Once indeed the anointing with oil is mentioned in connection with sickness, but its place there was evidently as a religious ceremony and not as a remedy. In Mark 6:13 we read that the twelve “cast out many devils and anointed with oil many that were sick, and healed them.” Here the healing of the sick runs parallel with the casting out of devils: both the result of miraculous power. Such was the kind of mission which Jesus commanded His disciples when He sent them two and two: “He gave them power against unclean spirits, to cast them out, and to heal all manner of sickness and all manner of disease” (Matt. 10:1).

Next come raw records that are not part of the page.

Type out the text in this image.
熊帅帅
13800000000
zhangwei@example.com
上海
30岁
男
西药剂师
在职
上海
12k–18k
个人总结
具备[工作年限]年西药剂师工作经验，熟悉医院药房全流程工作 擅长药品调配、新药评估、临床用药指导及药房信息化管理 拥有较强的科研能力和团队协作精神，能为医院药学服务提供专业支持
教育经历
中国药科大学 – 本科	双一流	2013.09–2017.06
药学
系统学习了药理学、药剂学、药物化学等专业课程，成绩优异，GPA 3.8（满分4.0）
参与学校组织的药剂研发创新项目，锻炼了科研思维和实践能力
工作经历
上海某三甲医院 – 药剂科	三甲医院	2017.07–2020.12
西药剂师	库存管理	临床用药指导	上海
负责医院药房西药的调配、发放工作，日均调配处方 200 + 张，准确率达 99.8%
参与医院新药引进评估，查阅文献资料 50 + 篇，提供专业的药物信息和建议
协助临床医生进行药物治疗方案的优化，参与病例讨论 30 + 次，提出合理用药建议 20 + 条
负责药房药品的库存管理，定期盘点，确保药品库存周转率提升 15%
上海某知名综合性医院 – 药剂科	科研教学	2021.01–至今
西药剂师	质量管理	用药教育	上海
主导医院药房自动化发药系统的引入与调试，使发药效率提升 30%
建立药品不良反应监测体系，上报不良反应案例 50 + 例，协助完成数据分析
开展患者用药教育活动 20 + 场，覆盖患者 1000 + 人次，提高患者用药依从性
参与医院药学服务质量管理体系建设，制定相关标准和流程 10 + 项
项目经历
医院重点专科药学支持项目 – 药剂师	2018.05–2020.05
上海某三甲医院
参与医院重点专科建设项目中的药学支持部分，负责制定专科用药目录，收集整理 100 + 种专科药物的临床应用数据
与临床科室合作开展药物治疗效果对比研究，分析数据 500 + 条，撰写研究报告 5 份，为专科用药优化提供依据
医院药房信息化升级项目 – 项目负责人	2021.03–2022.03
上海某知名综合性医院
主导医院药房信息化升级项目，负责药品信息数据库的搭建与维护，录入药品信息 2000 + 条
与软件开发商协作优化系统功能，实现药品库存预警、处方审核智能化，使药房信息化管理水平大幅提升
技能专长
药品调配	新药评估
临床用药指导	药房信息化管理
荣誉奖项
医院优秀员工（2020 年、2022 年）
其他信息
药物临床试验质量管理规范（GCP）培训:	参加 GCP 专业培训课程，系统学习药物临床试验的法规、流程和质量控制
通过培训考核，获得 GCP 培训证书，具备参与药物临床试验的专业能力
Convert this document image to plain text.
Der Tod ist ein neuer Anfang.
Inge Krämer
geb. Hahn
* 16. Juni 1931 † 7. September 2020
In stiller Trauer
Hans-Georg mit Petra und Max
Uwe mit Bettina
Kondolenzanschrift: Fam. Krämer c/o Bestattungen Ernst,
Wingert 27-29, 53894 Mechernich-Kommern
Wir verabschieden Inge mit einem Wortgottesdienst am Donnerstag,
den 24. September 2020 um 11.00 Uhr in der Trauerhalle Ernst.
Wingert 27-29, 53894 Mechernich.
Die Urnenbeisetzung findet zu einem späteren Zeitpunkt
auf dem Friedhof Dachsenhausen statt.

Thus it was the same power which permitted them either to cast out devils or to heal the sick.



But let us seek to discover what was symbolized by the anointing administered by the twelve. In the Old Testament, oil was the symbol of the gift of the Holy Spirit: “The Spirit of the Lord God is upon me; because the Lord hath anointed me,” etc. (Isa. 61:1). It is said of the Lord Jesus in the New Testament: “God anointed Jesus of Nazareth with the Holy Ghost and with power” (Acts 10: 38), and it is said of believers: “Ye have an unction [anointing, R.V.] from the Holy One” (I John 2:20). Sometimes man feels the need of a visible sign, appealing to his senses, which may come to his aid to sustain his faith, and enable him to grasp the spiritual meaning. The anointing therefore should symbolize to the sick one the action of the Holy Spirit who gives the healing.



Do we then need the anointing as well as the prayer of faith? It is the Word of God which prescribes it, and it is in order to follow out its teachings that most of those who pray for healing receive the anointing; not that they regard it as indispensable, but to show that they are ready to submit to the Word of God in all things. In the last promise made by the Lord Jesus, He ordains the laying on of hands, not the anointing, to accompany the communication of healing virtue (Mark 16:18). When Paul circumcised Timothy, and when he took upon himself a special vow, it was to prove that he had no objection to observing the institutions of the Old Covenant so long as the liberty of the Gospel did not thereby suffer loss. In the same way, James, the head of the Church of Jerusalem, faithful in preserving as far as possible the institutions of his fathers, continued the system of the Holy Spirit. And we also should regard it, not as a remedy, but as a pledge of the mighty virtue of the Holy Spirit, as a means of strengthening faith, a point of contact and of communion between the sick one and the members of the Church who are called to anoint him with oil.



“I am the Lord that healeth thee” (Ex. 15:26).